Hoje,venho falar um pouco, em especial para Malaquias Miguel, que por coincidência é natural da bela vila de Barrancos onde, segundo se contava, aconteceu a história do santeiro e, também com Alice Mateus que até me deu a alegria de reparar nas belas fotografias da Paulinha e, ainda agradecer a Luis Teixeira e Bernardo Oliveira cujo apreço me conforta e ajuda a manter viva a esperança de que sempre vale a pena fazer o que nos pede o coração, nem que seja contar histórias.
Também queria, com muito carinho deixar um grande abraço a três Amigos que estando aqui tão perto, na Terrugem, não vejo há tanto tempo como se estivessemos em hemisférios diferentes...falo do Quim e de seus pais.
Ai, mas isto muda! Deixem vir o dias maiores...
Um beijo - Maria José

De Maria José a 01.02.2008 às 22:05

Adalgisa Alexandra ou Gisa - curioso para mim é que alguns nomes já me começam a ser familiares e, como tal tão importantes como se correspondessem a rostos de amigos que se adivinham sem se conhecer.obrigada pelas suas visitas e também pelas presenças sempre atentas de Lucas Marquês,outro amigo, e de Luciano Lopes que sendo docente aqui arranjou mais uma aluna que lhe fica grata. Para
Alberto Mateus, que elogia as colecções de postais, um exclarecimento:- só os textos são meus.As fotos são de João Carpinteiro e a sugestão para que se fizessem foi de Leonel Brito.É justo usar de rigor e
dar o seu a seu dono.Para todos vós, para a Cinda Moledo,Alvaro Ranita e Lopes Coronado e, ainda e sempre para a Dina, amiga de outros tempos, que sempre empunha a bandeira da coragem da sua consciência um abraço pela companhia que me dão neste trecho do caminho e um beijo também
Maria josé

De jts a 03.03.2008 às 11:50

D. MARIA JOSÉ, foi por mero acaso que fui parar ao seu "Blog", que encontrei quando procurava saber novidades do meu conterrâneo "COSTA PEREIRA", no seu "blog" - AQUIMETEM .
Fiquei estupefacto com a grande qualidade dos seus textos e a maravilha dos seus poemas.
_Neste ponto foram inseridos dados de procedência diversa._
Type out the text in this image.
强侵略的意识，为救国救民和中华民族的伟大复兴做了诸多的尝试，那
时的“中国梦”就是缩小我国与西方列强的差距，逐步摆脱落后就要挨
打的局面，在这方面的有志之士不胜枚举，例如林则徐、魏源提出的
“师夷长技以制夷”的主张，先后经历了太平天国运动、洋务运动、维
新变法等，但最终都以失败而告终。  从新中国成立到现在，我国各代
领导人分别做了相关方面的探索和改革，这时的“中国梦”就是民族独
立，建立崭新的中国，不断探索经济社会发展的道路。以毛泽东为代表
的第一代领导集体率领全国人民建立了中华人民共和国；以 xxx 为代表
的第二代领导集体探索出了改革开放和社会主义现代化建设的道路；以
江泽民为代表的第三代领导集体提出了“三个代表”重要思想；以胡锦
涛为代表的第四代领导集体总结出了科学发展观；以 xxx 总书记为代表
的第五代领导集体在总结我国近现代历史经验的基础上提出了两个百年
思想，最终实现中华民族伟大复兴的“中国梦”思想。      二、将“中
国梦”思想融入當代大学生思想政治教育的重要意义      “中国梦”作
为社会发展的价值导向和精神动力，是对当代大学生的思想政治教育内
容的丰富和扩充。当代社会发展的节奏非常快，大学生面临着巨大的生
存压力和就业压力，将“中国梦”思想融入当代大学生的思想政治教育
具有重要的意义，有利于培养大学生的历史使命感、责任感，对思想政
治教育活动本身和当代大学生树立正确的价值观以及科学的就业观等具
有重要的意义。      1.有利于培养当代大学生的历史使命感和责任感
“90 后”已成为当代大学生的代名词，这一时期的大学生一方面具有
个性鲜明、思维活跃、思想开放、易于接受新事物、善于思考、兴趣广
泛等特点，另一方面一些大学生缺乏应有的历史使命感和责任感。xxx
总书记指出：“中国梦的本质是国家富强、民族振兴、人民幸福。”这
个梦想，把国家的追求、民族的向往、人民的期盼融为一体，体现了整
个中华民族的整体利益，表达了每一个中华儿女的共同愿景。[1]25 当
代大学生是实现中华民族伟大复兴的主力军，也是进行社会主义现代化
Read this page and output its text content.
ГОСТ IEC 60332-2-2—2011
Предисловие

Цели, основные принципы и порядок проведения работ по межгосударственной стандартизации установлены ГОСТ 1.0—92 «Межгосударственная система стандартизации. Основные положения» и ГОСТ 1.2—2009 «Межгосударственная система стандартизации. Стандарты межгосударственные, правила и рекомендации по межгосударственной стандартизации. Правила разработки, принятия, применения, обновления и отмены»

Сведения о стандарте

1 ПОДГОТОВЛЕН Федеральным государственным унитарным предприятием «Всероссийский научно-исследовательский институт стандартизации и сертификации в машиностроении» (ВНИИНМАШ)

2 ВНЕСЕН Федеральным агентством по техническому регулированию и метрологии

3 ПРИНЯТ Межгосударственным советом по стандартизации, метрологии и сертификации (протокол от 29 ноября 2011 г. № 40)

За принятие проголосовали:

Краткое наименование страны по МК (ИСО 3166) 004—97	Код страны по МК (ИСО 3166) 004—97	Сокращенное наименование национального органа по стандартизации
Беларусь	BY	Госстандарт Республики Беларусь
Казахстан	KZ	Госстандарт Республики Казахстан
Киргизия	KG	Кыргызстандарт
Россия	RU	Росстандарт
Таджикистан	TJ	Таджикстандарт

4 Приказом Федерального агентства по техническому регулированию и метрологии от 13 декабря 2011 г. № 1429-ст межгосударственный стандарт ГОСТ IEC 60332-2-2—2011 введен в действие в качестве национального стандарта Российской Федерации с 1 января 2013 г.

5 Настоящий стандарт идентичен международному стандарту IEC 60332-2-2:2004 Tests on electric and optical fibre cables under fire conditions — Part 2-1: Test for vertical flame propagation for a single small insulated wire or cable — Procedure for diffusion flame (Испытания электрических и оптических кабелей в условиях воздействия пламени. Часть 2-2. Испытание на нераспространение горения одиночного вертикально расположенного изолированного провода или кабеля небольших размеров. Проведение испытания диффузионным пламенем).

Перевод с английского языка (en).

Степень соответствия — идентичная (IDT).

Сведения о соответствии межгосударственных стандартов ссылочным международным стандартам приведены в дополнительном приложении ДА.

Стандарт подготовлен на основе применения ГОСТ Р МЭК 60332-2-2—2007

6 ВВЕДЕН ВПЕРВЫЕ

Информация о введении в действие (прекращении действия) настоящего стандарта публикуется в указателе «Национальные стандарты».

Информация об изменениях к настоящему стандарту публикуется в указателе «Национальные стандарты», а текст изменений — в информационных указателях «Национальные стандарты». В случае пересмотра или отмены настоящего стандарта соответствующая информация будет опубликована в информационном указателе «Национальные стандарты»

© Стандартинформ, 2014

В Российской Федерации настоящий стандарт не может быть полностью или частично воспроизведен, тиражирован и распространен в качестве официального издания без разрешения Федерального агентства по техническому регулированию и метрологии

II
Nas minhas horas vagas - e isto porque aos 70 anos ainda trabalho muito - também escrevo, alguma prosa e poemas, mas longe de mim, considerar-me poeta ou escritor...
Publiquei dois livros, um de poemas e outro com a "História dos Bombeiros Voluntários de Mondim de Basto", que já contam 83 anos.
O Alentejo, sofreu muito nos últimos 60 anos, mas Trás-os-Montes, também. Por aqui a miséria existiu sempre paredes-meias com os grandes solares dos grandes senhores...
Hoje, tudo é diferente, embora as dificuldades subsistam.
D. Maria José, foi um grande prazer, conhecê-la e principalmente a sua juventude actual, pois os anos só contam no bilhete de identidade.
Os melhores cumprimentos, JTS ( Teixeira da Silva ).